Q: I love that your skating is feracious, fast and committed to the tricks (and the bails), how would you describe your skate style and how you got there?

A: I love how you've described it! It’s always made sense to me to put speed into tricks as there’s nothing worse than getting caught up on a grind. If I’m going fast and something goes wrong then it’s user error to do with the way I've locked or my weight distribution, which are things I can control and practice! I also believe it's easier to bail with speed as you can roll with the momentum, it just sucks when it's more unexpected and all the momentum and force goes flat into the bail. I have always been on the faster end of the scale, and I believe it's just what I find fun. Nothing will beat the feeling of flying around a bowl.

Q: What is in your mind when you're trying a new trick?

A: I normally have a very analytical way of thinking but I love skating because it gives my brain a rest and I trust my body and it's muscle memory. If I'm trying something new, I'll usually just send it to feel out what goes wrong (maybe the lock was off as my legs aren't used to going that way or my weight distribution is skewed) and then drill it over and over. If you're trying to push yourself to learn tricks that don't come naturally (example: citric acid), I've found drilling it for small periods every sesh will provide the best results. I used to spend a whole sesh on one trick sometimes and get massively frustrated but it's important to push yourself but also be patient with it. Something will click eventually!

Q: We love that you wear your helmet and big pads most of the time, how do you feel about protective gear?

A: I love, love, love protective gear and I definitely wouldn't be the skater I am today without them. I've honestly been a bit slack on the helmet at my local as I've been wanting to wear my hair up. It's always important to remember that it's a personal decision and we're all big adults and can understand the risks we're taking doing this sport with or without protective gear. For me, I will continue to wear my kneepads at all times and helmet (especially for big ramps) so I can continue to skate for many, many years.

Q: You're an all-terrain skater, but we can catch you often at bowls and big ramps. What would you say is your favorite spot to skate?

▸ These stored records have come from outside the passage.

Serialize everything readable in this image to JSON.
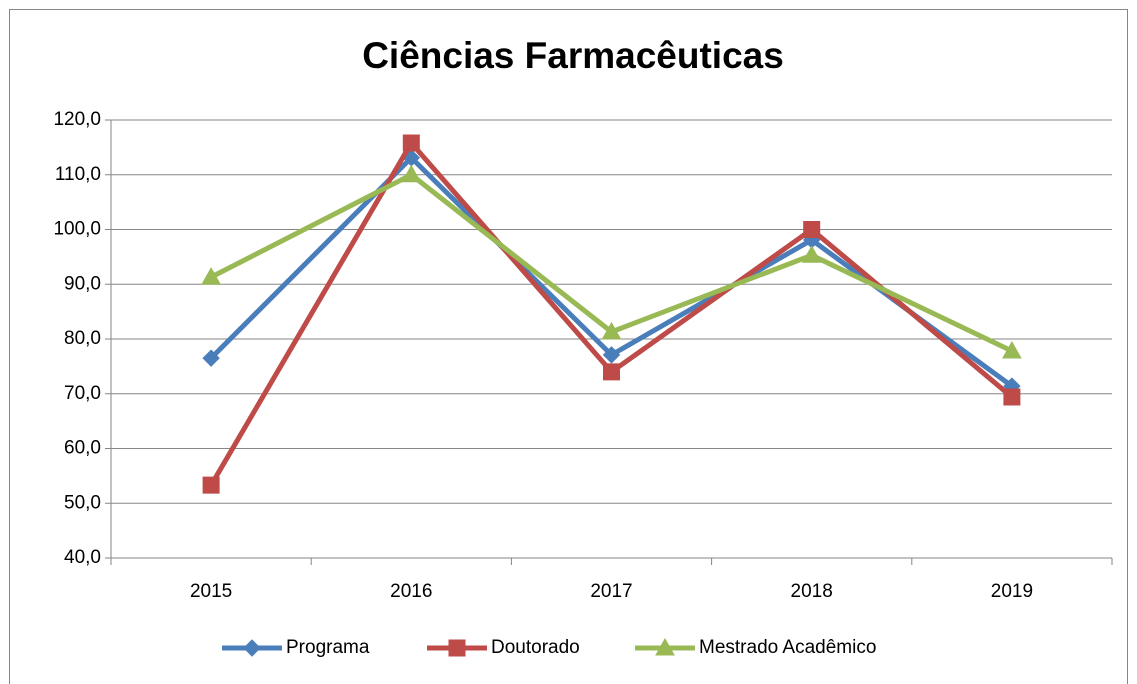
{
  "chart_data": {
    "type": "line",
    "title": "Ciências Farmacêuticas",
    "categories": [
      "2015",
      "2016",
      "2017",
      "2018",
      "2019"
    ],
    "series": [
      {
        "name": "Programa",
        "color": "#4a7ebb",
        "marker": "diamond",
        "values": [
          76.5,
          113.1,
          77.1,
          98.1,
          71.4
        ]
      },
      {
        "name": "Doutorado",
        "color": "#be4b48",
        "marker": "square",
        "values": [
          53.3,
          115.8,
          74.0,
          100.0,
          69.4
        ]
      },
      {
        "name": "Mestrado Acadêmico",
        "color": "#98b954",
        "marker": "triangle",
        "values": [
          91.3,
          110.0,
          81.3,
          95.3,
          77.8
        ]
      }
    ],
    "ylim": [
      40,
      120
    ],
    "yticks": [
      {
        "value": 40,
        "label": "40,0"
      },
      {
        "value": 50,
        "label": "50,0"
      },
      {
        "value": 60,
        "label": "60,0"
      },
      {
        "value": 70,
        "label": "70,0"
      },
      {
        "value": 80,
        "label": "80,0"
      },
      {
        "value": 90,
        "label": "90,0"
      },
      {
        "value": 100,
        "label": "100,0"
      },
      {
        "value": 110,
        "label": "110,0"
      },
      {
        "value": 120,
        "label": "120,0"
      }
    ],
    "grid": true,
    "legend": "bottom"
  }
}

A: I always gravitate towards social hub skateparks like Fitzy (Fitzroy Skatepark) in Naarm/Melbourne and Paddo (Paddington Skatepark) in Meanjin/Brisbane as I love rocking up after work and knowing that someone I know is going to be there. If we're talking pure skatepark, I froth the new Waurn Ponds skatepark that features a near perfect vert ramp (I would love for it to be twice as wide for the longest grind opportunity), interesting bowl and fun street section. I enjoy Sunshine Coast skateparks like Alex Heads and Dicky Beach for their bowls with pool coping. I'm very keen for Prahran in Naarm/Melbourne to open as it has a vert ramp and insane street section with lights that'll get us through the winter!

Q: What's next for you? Are you releasing a new part anytime soon? Big surprises we should keep an eye on?

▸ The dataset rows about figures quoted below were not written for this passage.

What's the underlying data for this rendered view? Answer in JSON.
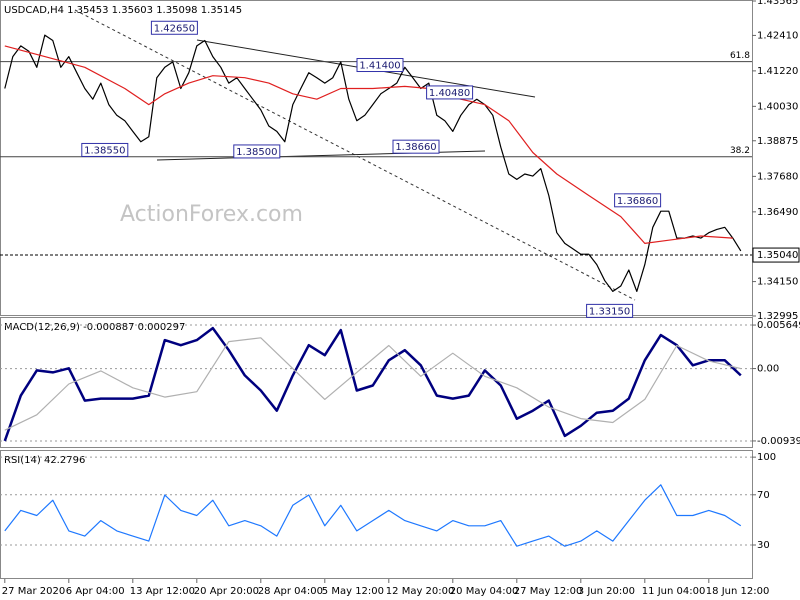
{
  "chart_data": [
    {
      "type": "line",
      "title": "USDCAD,H4 1.35453 1.35603 1.35098 1.35145",
      "watermark": "ActionForex.com",
      "xlim": [
        -0.6,
        93.4
      ],
      "xticks": [
        {
          "value": 0,
          "label": "27 Mar 2020"
        },
        {
          "value": 8,
          "label": "6 Apr 04:00"
        },
        {
          "value": 16,
          "label": "13 Apr 12:00"
        },
        {
          "value": 24,
          "label": "20 Apr 20:00"
        },
        {
          "value": 32,
          "label": "28 Apr 04:00"
        },
        {
          "value": 40,
          "label": "5 May 12:00"
        },
        {
          "value": 48,
          "label": "12 May 20:00"
        },
        {
          "value": 56,
          "label": "20 May 04:00"
        },
        {
          "value": 64,
          "label": "27 May 12:00"
        },
        {
          "value": 72,
          "label": "3 Jun 20:00"
        },
        {
          "value": 80,
          "label": "11 Jun 04:00"
        },
        {
          "value": 88,
          "label": "18 Jun 12:00"
        }
      ],
      "ylim": [
        1.32995,
        1.43565
      ],
      "yticks": [
        1.43565,
        {
          "value": 1.4241,
          "label": "1.42410"
        },
        {
          "value": 1.4122,
          "label": "1.41220"
        },
        {
          "value": 1.4003,
          "label": "1.40030"
        },
        1.38875,
        {
          "value": 1.3768,
          "label": "1.37680"
        },
        {
          "value": 1.3649,
          "label": "1.36490"
        },
        {
          "value": 1.3415,
          "label": "1.34150"
        },
        1.32995
      ],
      "series": [
        {
          "color": "#000000",
          "values": [
            1.4063,
            1.417,
            1.4206,
            1.4188,
            1.4134,
            1.4242,
            1.4224,
            1.4134,
            1.417,
            1.4116,
            1.4063,
            1.4027,
            1.4081,
            1.4009,
            1.3973,
            1.3955,
            1.3919,
            1.3884,
            1.3901,
            1.4099,
            1.4134,
            1.4152,
            1.4063,
            1.4116,
            1.4206,
            1.4224,
            1.417,
            1.4134,
            1.4081,
            1.4099,
            1.4063,
            1.4027,
            1.3991,
            1.3937,
            1.3919,
            1.3884,
            1.4009,
            1.4063,
            1.4116,
            1.4099,
            1.4081,
            1.4099,
            1.4152,
            1.4027,
            1.3955,
            1.3973,
            1.4009,
            1.4045,
            1.4063,
            1.4081,
            1.4134,
            1.4099,
            1.4063,
            1.4081,
            1.3973,
            1.3955,
            1.3919,
            1.3973,
            1.4009,
            1.4027,
            1.4009,
            1.3973,
            1.3866,
            1.3776,
            1.3758,
            1.3776,
            1.3769,
            1.3794,
            1.3704,
            1.3579,
            1.3543,
            1.3525,
            1.3507,
            1.3507,
            1.3472,
            1.3418,
            1.3382,
            1.34,
            1.3454,
            1.3382,
            1.3472,
            1.3597,
            1.3651,
            1.3651,
            1.3561,
            1.3561,
            1.3568,
            1.3561,
            1.3579,
            1.359,
            1.3597,
            1.3561,
            1.3518
          ]
        },
        {
          "color": "#e02020",
          "x": [
            0,
            5,
            10,
            15,
            18,
            20,
            23,
            26,
            30,
            33,
            36,
            39,
            42,
            46,
            50,
            53,
            57,
            60,
            63,
            66,
            69,
            73,
            77,
            80,
            83,
            87,
            91
          ],
          "values": [
            1.4206,
            1.417,
            1.4134,
            1.4063,
            1.4009,
            1.4045,
            1.4081,
            1.4106,
            1.4099,
            1.4081,
            1.4045,
            1.4027,
            1.4063,
            1.4063,
            1.407,
            1.4063,
            1.4027,
            1.4009,
            1.3955,
            1.3848,
            1.3776,
            1.3704,
            1.3633,
            1.3543,
            1.3554,
            1.3568,
            1.3561
          ]
        }
      ],
      "fib_levels": [
        {
          "value": 1.4153,
          "label": "61.8"
        },
        {
          "value": 1.3834,
          "label": "38.2"
        }
      ],
      "current_price": {
        "value": 1.3504,
        "label": "1.35040"
      },
      "annotations": [
        {
          "x": 21.2,
          "value": 1.4265,
          "label": "1.42650"
        },
        {
          "x": 46.9,
          "value": 1.414,
          "label": "1.41400"
        },
        {
          "x": 55.6,
          "value": 1.4048,
          "label": "1.40480"
        },
        {
          "x": 12.5,
          "value": 1.3855,
          "label": "1.38550"
        },
        {
          "x": 31.5,
          "value": 1.385,
          "label": "1.38500"
        },
        {
          "x": 51.4,
          "value": 1.3866,
          "label": "1.38660"
        },
        {
          "x": 79.1,
          "value": 1.3686,
          "label": "1.36860"
        },
        {
          "x": 75.6,
          "value": 1.3315,
          "label": "1.33150"
        }
      ]
    },
    {
      "type": "line",
      "title": "MACD(12,26,9) -0.000887 0.000297",
      "ylim": [
        -0.010311,
        0.006565
      ],
      "yticks": [
        0.005649,
        {
          "value": 0,
          "label": "0.00"
        },
        -0.009395
      ],
      "grid": true,
      "series": [
        {
          "color": "#00007f",
          "x": [
            0,
            2,
            4,
            6,
            8,
            10,
            12,
            14,
            16,
            18,
            20,
            22,
            24,
            26,
            28,
            30,
            32,
            34,
            36,
            38,
            40,
            42,
            44,
            46,
            48,
            50,
            52,
            54,
            56,
            58,
            60,
            62,
            64,
            66,
            68,
            70,
            72,
            74,
            76,
            78,
            80,
            82,
            84,
            86,
            88,
            90,
            92
          ],
          "values": [
            -0.00939,
            -0.00351,
            -0.00024,
            -0.0005,
            3e-05,
            -0.00416,
            -0.0039,
            -0.0039,
            -0.0039,
            -0.00351,
            0.00369,
            0.00303,
            0.00369,
            0.00526,
            0.00238,
            -0.00089,
            -0.00285,
            -0.00547,
            -0.00089,
            0.00303,
            0.00173,
            0.005,
            -0.00285,
            -0.0022,
            0.00107,
            0.00238,
            0.00042,
            -0.00351,
            -0.0039,
            -0.00351,
            -0.00024,
            -0.0022,
            -0.00651,
            -0.00547,
            -0.00416,
            -0.00874,
            -0.00743,
            -0.00573,
            -0.00547,
            -0.0039,
            0.00107,
            0.00434,
            0.00303,
            0.00042,
            0.00107,
            0.00107,
            -0.00089
          ]
        },
        {
          "color": "#b0b0b0",
          "x": [
            0,
            4,
            8,
            12,
            16,
            20,
            24,
            28,
            32,
            36,
            40,
            44,
            48,
            52,
            56,
            60,
            64,
            68,
            72,
            76,
            80,
            84,
            88,
            92
          ],
          "values": [
            -0.008,
            -0.006,
            -0.002,
            -0.0003,
            -0.0025,
            -0.0037,
            -0.003,
            0.0035,
            0.004,
            0,
            -0.004,
            -0.0005,
            0.003,
            -0.001,
            0.002,
            -0.001,
            -0.0025,
            -0.005,
            -0.0065,
            -0.007,
            -0.004,
            0.003,
            0.001,
            0
          ]
        }
      ]
    },
    {
      "type": "line",
      "title": "RSI(14) 42.2796",
      "ylim": [
        2.9,
        104.9
      ],
      "yticks": [
        100,
        70,
        30
      ],
      "grid": true,
      "series": [
        {
          "color": "#1e78ff",
          "x": [
            0,
            2,
            4,
            6,
            8,
            10,
            12,
            14,
            16,
            18,
            20,
            22,
            24,
            26,
            28,
            30,
            32,
            34,
            36,
            38,
            40,
            42,
            44,
            46,
            48,
            50,
            52,
            54,
            56,
            58,
            60,
            62,
            64,
            66,
            68,
            70,
            72,
            74,
            76,
            78,
            80,
            82,
            84,
            86,
            88,
            90,
            92
          ],
          "values": [
            41.2,
            57.6,
            53.5,
            65.7,
            41.2,
            37.1,
            49.4,
            41.2,
            37.1,
            33.1,
            69.8,
            57.6,
            53.5,
            65.7,
            45.3,
            49.4,
            45.3,
            37.1,
            61.6,
            69.8,
            45.3,
            61.6,
            41.2,
            49.4,
            57.6,
            49.4,
            45.3,
            41.2,
            49.4,
            45.3,
            45.3,
            49.4,
            29.0,
            33.1,
            37.1,
            29.0,
            33.1,
            41.2,
            33.1,
            49.4,
            65.7,
            78.0,
            53.5,
            53.5,
            57.6,
            53.5,
            45.3
          ]
        }
      ]
    }
  ]
}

A: I'll be in Europe competing in the Milan Quad Fest and LDN Bowl Jam later in the year! This'll be my first-time leaving Australia and I'm so, so excited to meet so many legends and skate everyday. At the moment, I'm a bit of a cog in the machine and have been doing 10 hours days, sometimes 6 days a week so have only been getting a little bit of time to skate. I finish my mobile crane traineeship mid-next year, so I'll be hoping to work on somethings once I free up ;)

Q: Any advice for new skaters?

A: Stick with it if you're enjoying it! Try and separate your experience from what you see on Instagram/social media and just enjoy the movements and time you must connect with your body. Even now, I'm in a constant battle of not thinking I'm where I need to be but just taking a step back and enjoying skating for what it is and how I feel doing it has helped a lot. It's all about consistency and patience!